Ruth and I went to visit our friend Joe’s wife Corrie after church today. Corrie has Alzheimer’s Disease. It had been quite awhile since our last visit, and she’d lost a lot of ground. Most days when Joe goes to visit her (and he’s never missed a day,) she doesn’t open her eyes and rarely utters a comprehensible sentence. More often than not she doesn’t recognize visitors.
When we arrived at the nursing home, they were just bringing Corrie down the corridor.
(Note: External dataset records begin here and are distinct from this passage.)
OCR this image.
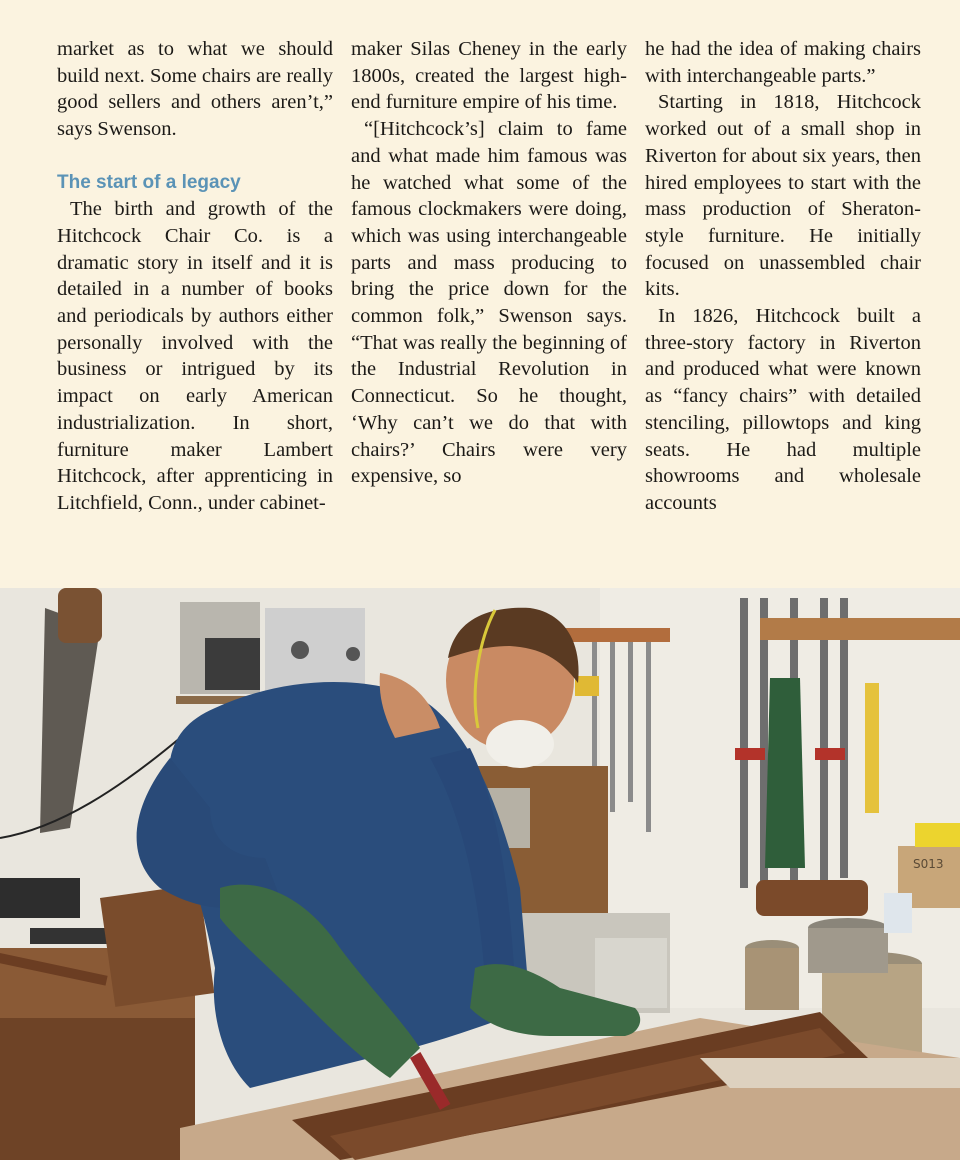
market as to what we should build next. Some chairs are really good sellers and others aren’t,” says Swenson.

The start of a legacy

The birth and growth of the Hitchcock Chair Co. is a dramatic story in itself and it is detailed in a number of books and periodicals by authors either personally involved with the business or intrigued by its impact on early American industrialization. In short, furniture maker Lambert Hitchcock, after apprenticing in Litchfield, Conn., under cabinet-

maker Silas Cheney in the early 1800s, created the largest high-end furniture empire of his time.

“[Hitchcock’s] claim to fame and what made him famous was he watched what some of the famous clockmakers were doing, which was using interchangeable parts and mass producing to bring the price down for the common folk,” Swenson says. “That was really the beginning of the Industrial Revolution in Connecticut. So he thought, ‘Why can’t we do that with chairs?’ Chairs were very expensive, so

he had the idea of making chairs with interchangeable parts.”

Starting in 1818, Hitchcock worked out of a small shop in Riverton for about six years, then hired employees to start with the mass production of Sheraton-style furniture. He initially focused on unassembled chair kits.

In 1826, Hitchcock built a three-story factory in Riverton and produced what were known as “fancy chairs” with detailed stenciling, pillowtops and king seats. He had multiple showrooms and wholesale accounts

S013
She was slouched back in her wheelchair, seemingly oblivious to everything. We had brought a plant and a card for her, and Joe tried to make her aware that we were there. She had her eyes open and was wearing her glasses, but it was difficult to know what images were registering in her mind. Despite all of Joe’s efforts, she didn’t respond, other than to occasional utter a low cry, as if she was in pain. Joe kept asking her if she had any pain, but the questions hung there in the warm corridor air, fading away with no answer. Joe asked me to read the card to Corrie so I squatted down in front of her wheelchair and read it to her, telling her how much we love her and that we are keeping her in prayer. With that, she attempted to string together a few words into a sentence, and for the first time, I felt that I was breaking through to her. Whatever remains of Corrie was trying to reach out to me. After talking to her for a couple of minutes, squatting there beside her, I looked her right in the eye and started singing. “How much do I owe him?” I sang. I could see that I had her full attention, so I said to her, “Remember that song, Corrie? That was your favorite song that the Messengers sang. You used to play it on the piano.” Corrie can no longer feed herself, so her piano playing days are long over. Joe, or their ten year old grandson Keith, who was there with us today, patiently feed her a spoonful at a time. But Corrie heard the song, and I sang the chorus for her.
How much do I owe him?
How much do I owe him?
How much do I owe him”
He died just for me, just for me
“The next time that we come, Corrie, I’ll bring my guitar and we’ll do the song together,” I told her. “I will if the good Lord is willing,” she answered. It was the first time in a long time that she has spoken clearly in response to a question. Neither Joe, Keith or the nurses could get her to answer a single question today. But she understood what I was saying. She used to play that song over and over again on her piano when she was still home with Joe. It’s still in there.
As we were leaving, Joe was beaming at us. “I think she knew who you were,” he said. “She really lit up when you started singing to her.” And suddenly, it was a beautiful day.